そんな時 登場してもらうのが日本の兄弟国台湾である。現在 尖閣諸島問題で台湾も領有権を主張しているが それは高度な政治的判断であり 時たま、漁船による抗議行動を仕掛けているが それも支那が日本領土を一方的に侵犯せぬ為の配慮とみてよい。その証拠に 以前難破した漁船の乗組員たちを日本政府が救助した際 中華民国は沖縄県、日本政府に対し感謝状を正式に発行している。これも尖閣諸島が日本の領土であるという立派な証拠書類である。それよりも大切な事実は 日本が大東亜戦争に敗れサンフランシスコ条約に署名した相手国は 毛沢東の中華人民共和国ではなく蒋介石の中華民国である。支那が先述の「行政の継続性」を否定するのであれば 日本も同様に中華人民共和国の行政は61年程度しかなく それ以前の約束事は全て破棄すると通告すべきであろう。日中国交回復を基軸に考えれば 田中角栄が支那に井戸を掘る以前の一連の約束事や全ての事案も水に流して忘れ去るべきであろう。あくまでも日本が国として約束事を交わした相手は中華民国であって ならず者国家である中華人民共和国ではない。故にサンフランシスコ条約を始めとする約束事に関して 中華人民共和国は無関係であると主張すべきである。
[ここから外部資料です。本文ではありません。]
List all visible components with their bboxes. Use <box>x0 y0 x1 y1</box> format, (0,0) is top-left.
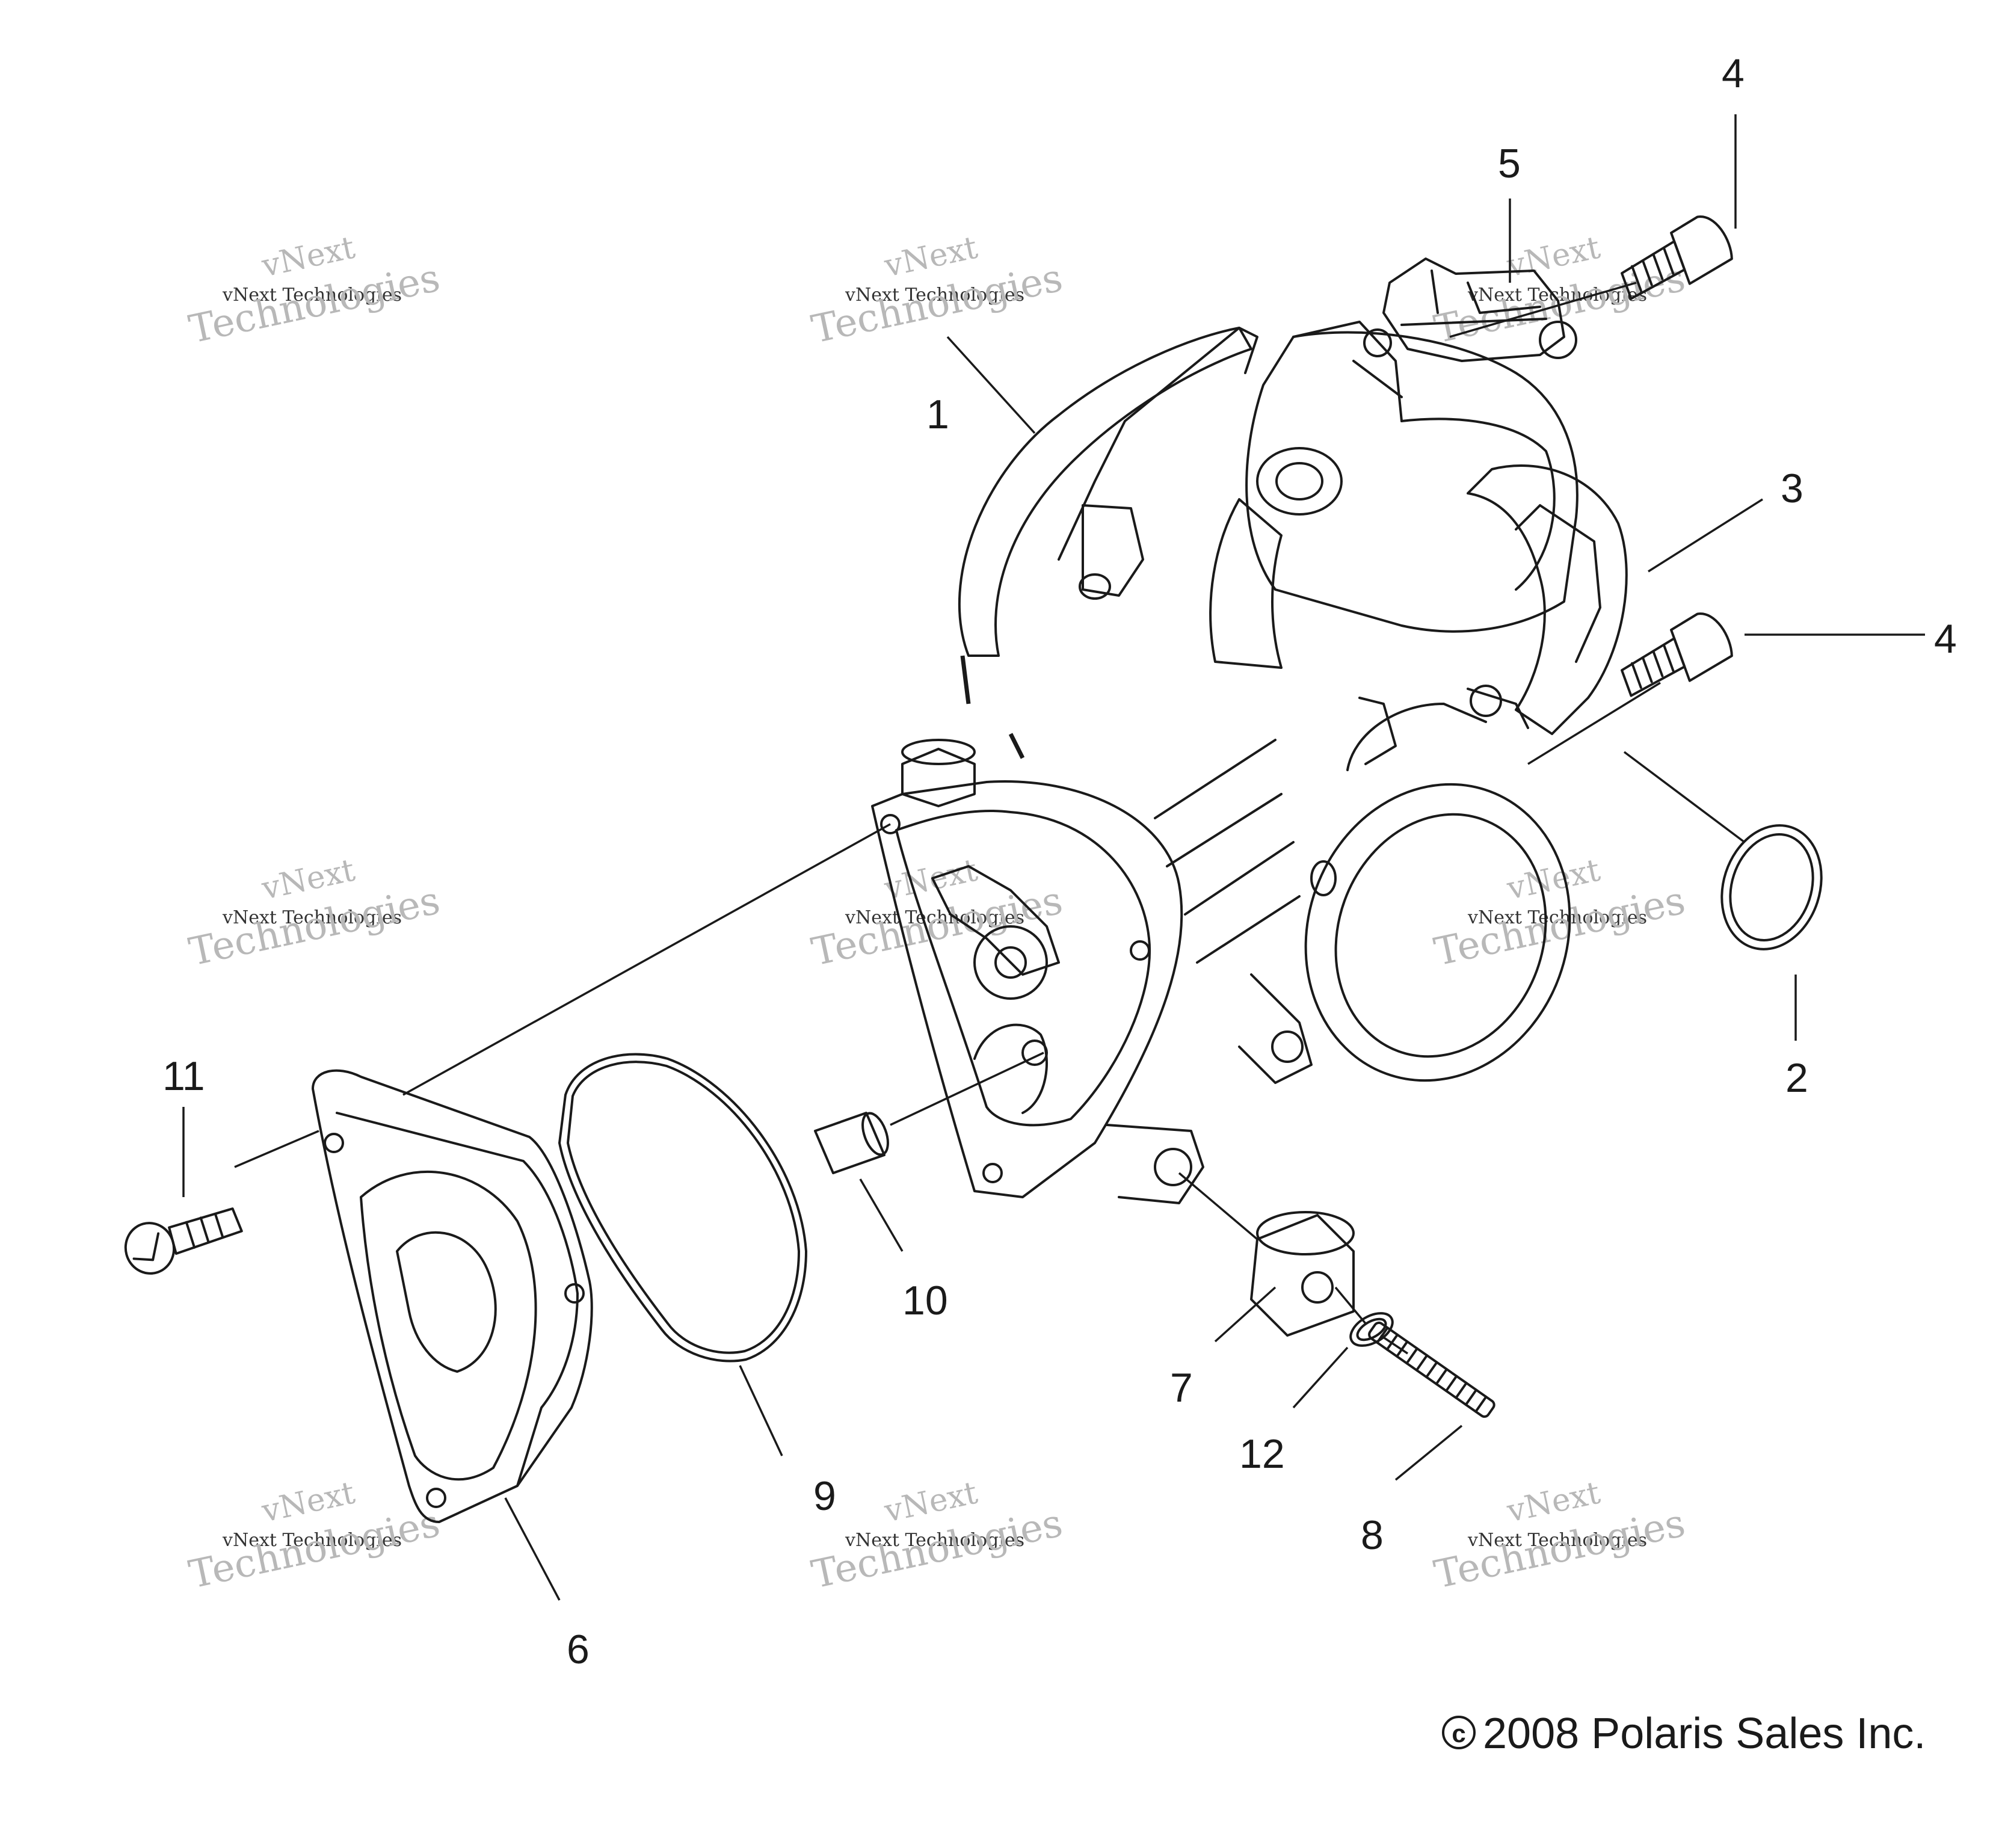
callout-9: 9 <box>813 1473 836 1519</box>
svg-text:vNext Technologies: vNext Technologies <box>222 907 402 928</box>
part-6-cover <box>312 1069 593 1523</box>
part-4-bolt-right <box>1621 612 1733 697</box>
callout-5: 5 <box>1498 141 1521 186</box>
watermark: vNext vNext Technologies Technologies <box>185 852 444 975</box>
callout-1: 1 <box>926 392 949 437</box>
callout-6: 6 <box>567 1627 590 1672</box>
watermark: vNext vNext Technologies Technologies <box>1431 852 1689 975</box>
part-7-spacer <box>1250 1211 1355 1337</box>
part-10-dowel <box>814 1112 889 1174</box>
svg-text:vNext Technologies: vNext Technologies <box>845 907 1024 928</box>
watermark: vNext vNext Technologies Technologies <box>808 1475 1067 1598</box>
svg-text:vNext Technologies: vNext Technologies <box>222 285 402 306</box>
callout-7: 7 <box>1170 1365 1193 1411</box>
watermark: vNext vNext Technologies Technologies <box>1431 1475 1689 1598</box>
callout-11: 11 <box>162 1053 205 1099</box>
pump-housing <box>871 257 1628 1204</box>
copyright-text: 2008 Polaris Sales Inc. <box>1483 1710 1926 1758</box>
part-9-gasket <box>558 1053 807 1363</box>
callout-2: 2 <box>1785 1055 1808 1101</box>
svg-text:vNext Technologies: vNext Technologies <box>222 1530 402 1551</box>
svg-text:vNext Technologies: vNext Technologies <box>1467 907 1647 928</box>
callout-3: 3 <box>1781 466 1803 511</box>
watermark: vNext vNext Technologies Technologies <box>185 230 444 353</box>
callout-10: 10 <box>902 1278 948 1323</box>
callout-4-right: 4 <box>1934 616 1957 662</box>
copyright-notice: c 2008 Polaris Sales Inc. <box>1442 1710 1926 1758</box>
part-4-bolt-top <box>1621 215 1733 300</box>
watermark: vNext vNext Technologies Technologies <box>808 230 1067 353</box>
part-12-washer <box>1349 1312 1394 1347</box>
part-2-o-ring <box>1720 824 1823 950</box>
watermark: vNext vNext Technologies Technologies <box>1431 230 1689 353</box>
callout-12: 12 <box>1239 1431 1285 1477</box>
svg-text:vNext Technologies: vNext Technologies <box>845 285 1024 306</box>
callout-labels: 1 2 3 4 4 5 6 7 8 9 10 11 12 <box>162 51 1957 1672</box>
watermark: vNext vNext Technologies Technologies <box>185 1475 444 1598</box>
leader-lines <box>182 114 1925 1601</box>
part-11-screw <box>124 1207 243 1275</box>
callout-4-top: 4 <box>1722 51 1745 96</box>
copyright-symbol-icon <box>1442 1716 1476 1749</box>
svg-text:vNext Technologies: vNext Technologies <box>1467 1530 1647 1551</box>
callout-8: 8 <box>1361 1512 1384 1558</box>
copyright-symbol-letter: c <box>1452 1719 1465 1748</box>
svg-text:vNext Technologies: vNext Technologies <box>845 1530 1024 1551</box>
この尖閣問題を竹島や北方四島と共に国際司法裁判所に提起しようと主張する人々も存在するが それは不可能である。この裁判所はオランダのハーグに拠点を置き 15名の裁判官が9年の任期をもって常駐しているのだが 殆んど有名無実の存在である。その訳は3つある。
1つには裁判には当事国双方の同意が必要である。泥棒をしようとしている人間が「僕は泥棒である」と認めるはずも無く 裁判等に同意する訳もない。
2つ目としては 裁判の結果が出たとしても「強制されない」という事になっている。
最後の1つは拒否権の発動が可能な事である。自国が懇意(こんい)にしている国が不利益を受けそうな時 常任理事国は拒否権を発動できる とある。こんな裁判所に事案を持ち込む意味はないし 持ち込むだけ時間の無駄というものである。